AGV Tread Groove Design and Drive Configuration

Premise

Initial slip at start-up is a phenomenon in which the surface slides before static friction fully develops.

Governing factors
• μ
• Drive wheel load N
• Starting torque
• Contact length

Tread grooves are a factor that modifies μ.
Drive configuration is a factor that determines N.

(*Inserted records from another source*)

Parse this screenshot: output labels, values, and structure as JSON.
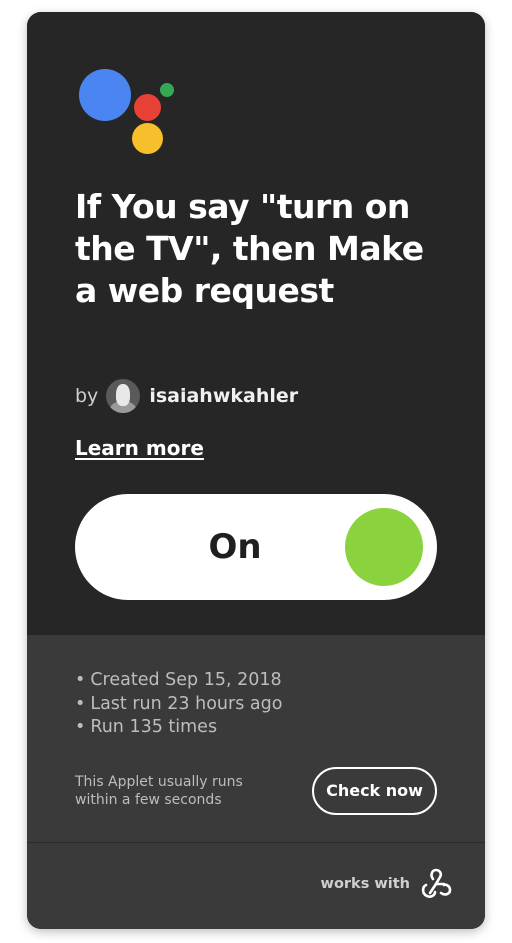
{
  "applet": {
    "title": "If You say \"turn on the TV\", then Make a web request",
    "by_label": "by",
    "author": "isaiahwkahler",
    "learn_more": "Learn more",
    "toggle": {
      "label": "On",
      "state": "on"
    }
  },
  "stats": {
    "items": [
      "Created Sep 15, 2018",
      "Last run 23 hours ago",
      "Run 135 times"
    ],
    "runs_note": "This Applet usually runs within a few seconds",
    "check_now": "Check now"
  },
  "footer": {
    "works_with": "works with",
    "service_icon": "webhooks-icon"
  },
  "colors": {
    "card_bg": "#262626",
    "stats_bg": "#3a3a3a",
    "toggle_knob": "#8ad33e",
    "assistant_blue": "#4b85f1",
    "assistant_red": "#e74235",
    "assistant_yellow": "#f8bf2c",
    "assistant_green": "#34a853"
  }
}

These must be considered separately.

Design by Size

Small diameter (φ100–150)

• Short contact length
• Edge count tends to be insufficient
→ Fine pitch (2–3 mm)
→ Depth 0.3–0.6 mm

Medium diameter (φ150–300)

• High design flexibility
→ Pitch 3–5 mm
→ Depth 0.5–0.8 mm
→ Combination of lateral and diagonal grooves

Large diameter (φ300 and above)

• Long shear distance
• Attention to block deformation
→ Pitch 4–8 mm
→ Depth within 0.5–1.0 mm

Groove depth should remain within 10–20% of tread thickness.

Drive Wheels

4-wheel Front-Wheel Drive

Front wheel load decreases during acceleration.

High slip risk.

Drive wheels
• Lateral-groove based pattern
• Pitch 2–4 mm
• Even shallow grooves require high edge density

Non-drive wheels
• Wear prioritized
• Shallow grooves acceptable

FWD is a configuration with high dependence on groove design.

4-wheel Rear-Wheel Drive

Rear wheel load increases during acceleration.

Start-up tends to be stable.

Drive wheels
• Pitch 3–5 mm
• Lateral plus mild diagonal

Excessively fine grooves are unnecessary.

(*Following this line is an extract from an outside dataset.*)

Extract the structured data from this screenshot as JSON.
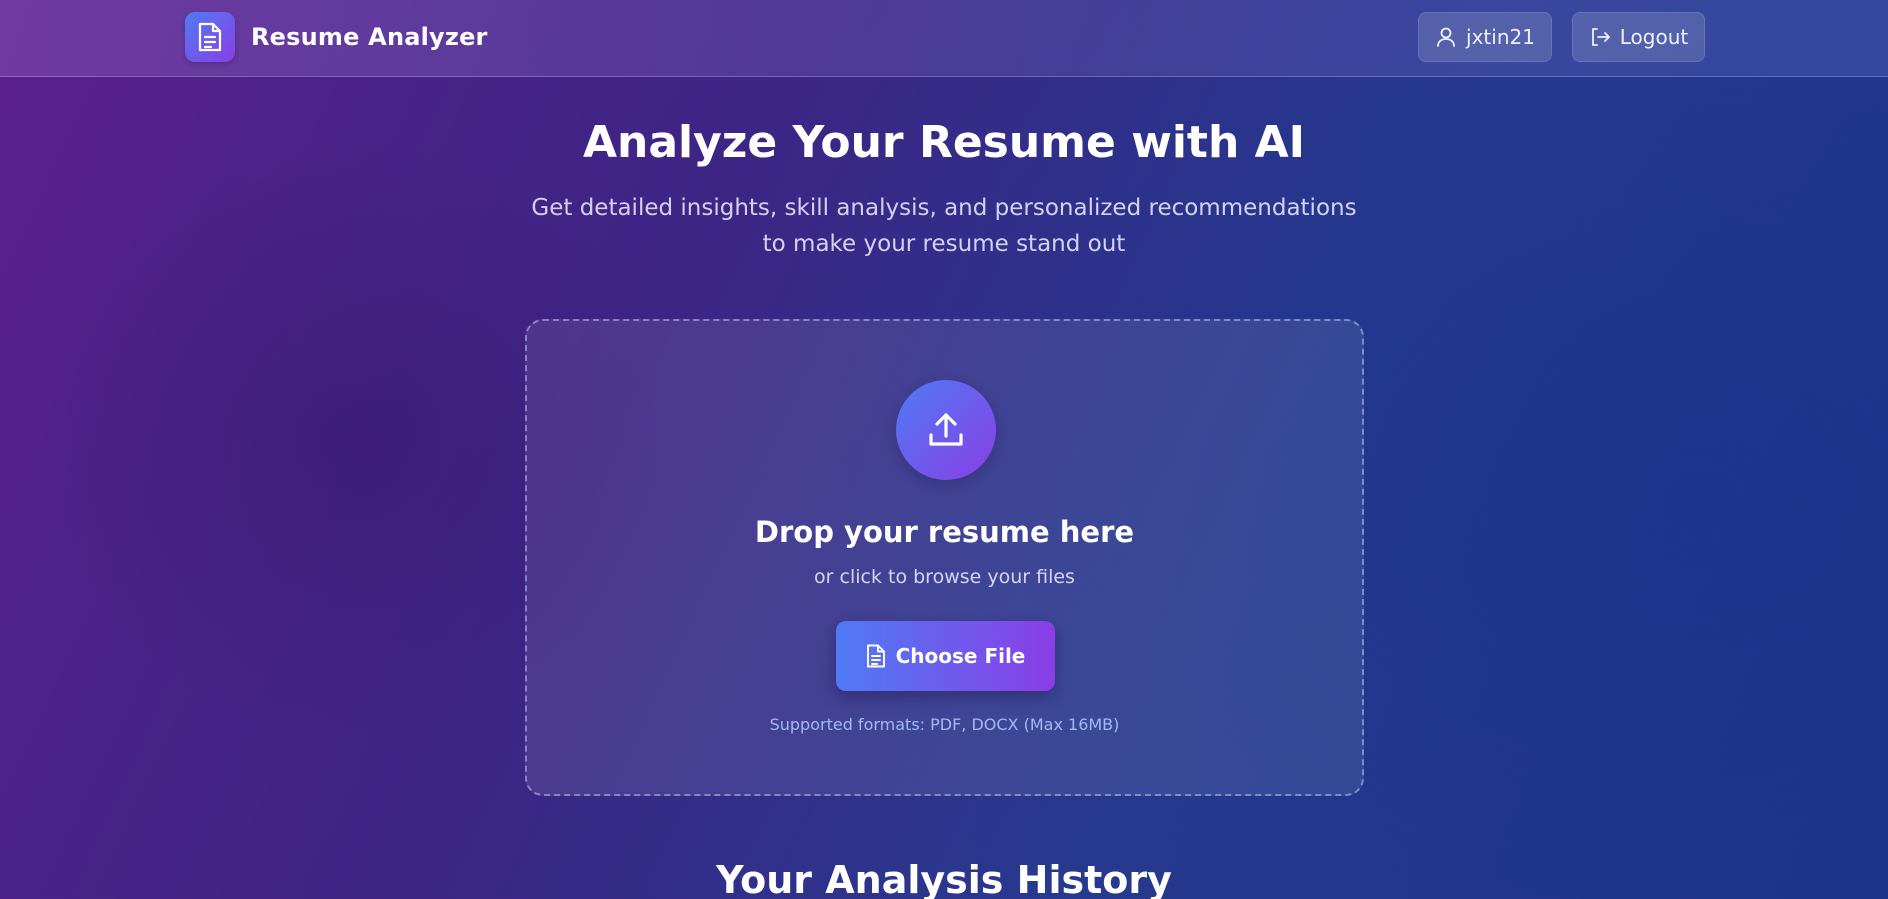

6-wheel Center Two-Wheel Drive

Load is distributed at rest.
Only the center wheels are driven.

Center wheels may lift on uneven floors.

This configuration is most prone to slip.

Center wheels
• Reinforced lateral grooves
• Pitch 2–4 mm
• Depth 0.5–0.8 mm
• Ensure sufficient edge count

Front and rear wheels
• Shallow grooves
• Wear prioritized

For center drive, groove design alone is often insufficient.

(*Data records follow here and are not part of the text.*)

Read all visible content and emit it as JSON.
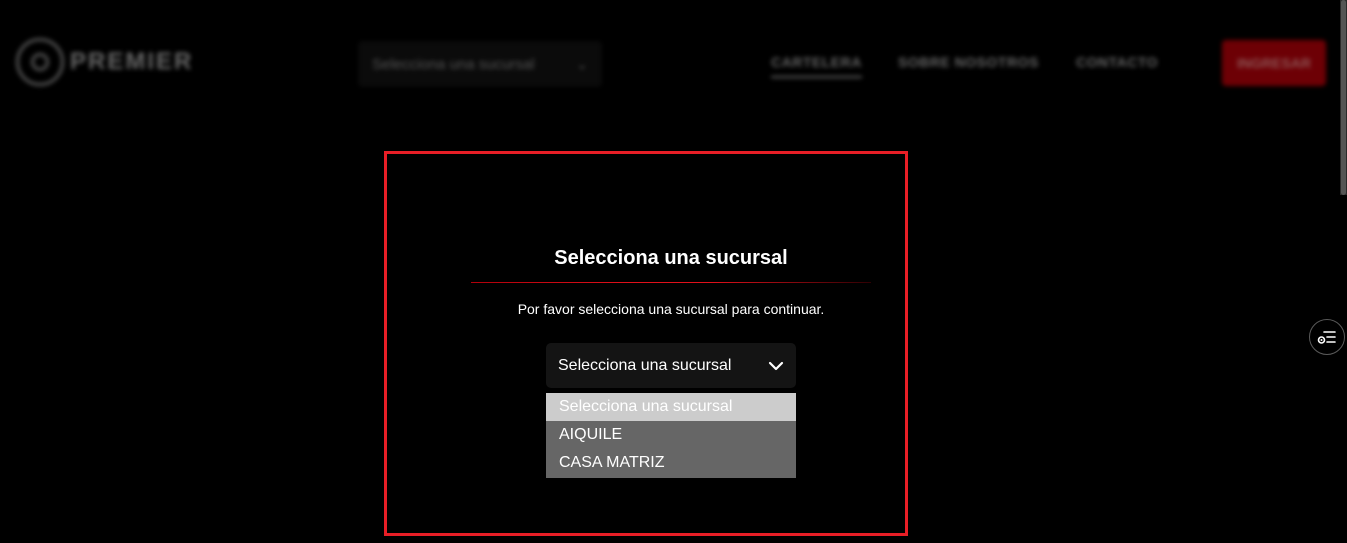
{
  "header": {
    "logo_text": "PREMIER",
    "branch_select": {
      "value": "Selecciona una sucursal"
    },
    "nav": [
      {
        "label": "CARTELERA"
      },
      {
        "label": "SOBRE NOSOTROS"
      },
      {
        "label": "CONTACTO"
      }
    ],
    "login_label": "INGRESAR"
  },
  "modal": {
    "title": "Selecciona una sucursal",
    "subtitle": "Por favor selecciona una sucursal para continuar.",
    "select": {
      "value": "Selecciona una sucursal",
      "options": [
        {
          "label": "Selecciona una sucursal",
          "selected": true
        },
        {
          "label": "AIQUILE",
          "selected": false
        },
        {
          "label": "CASA MATRIZ",
          "selected": false
        }
      ]
    }
  },
  "colors": {
    "accent": "#e81e26",
    "login_button": "#c7000a",
    "dropdown_bg": "#666666",
    "dropdown_selected_bg": "#cccccc"
  },
  "icons": {
    "select_chevron": "chevron-down-icon",
    "side_button": "filter-settings-icon"
  }
}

Constraints of PU Material

• Deep grooves are prone to chipping
• Sharp V-shaped bottoms become crack initiation points
• Block widths below 3 mm are unstable

It is safer to increase groove density rather than groove depth.

Summary

Slip limit
Maximum driving force = μ × N

Grooves modify μ.
Drive configuration determines N.

Small diameter + front-wheel drive + center drive
This combination shows high dependence on groove design.

Large diameter + rear-wheel drive
Groove influence is relatively smaller.

Groove design must be redefined according to the combination of size and drive configuration.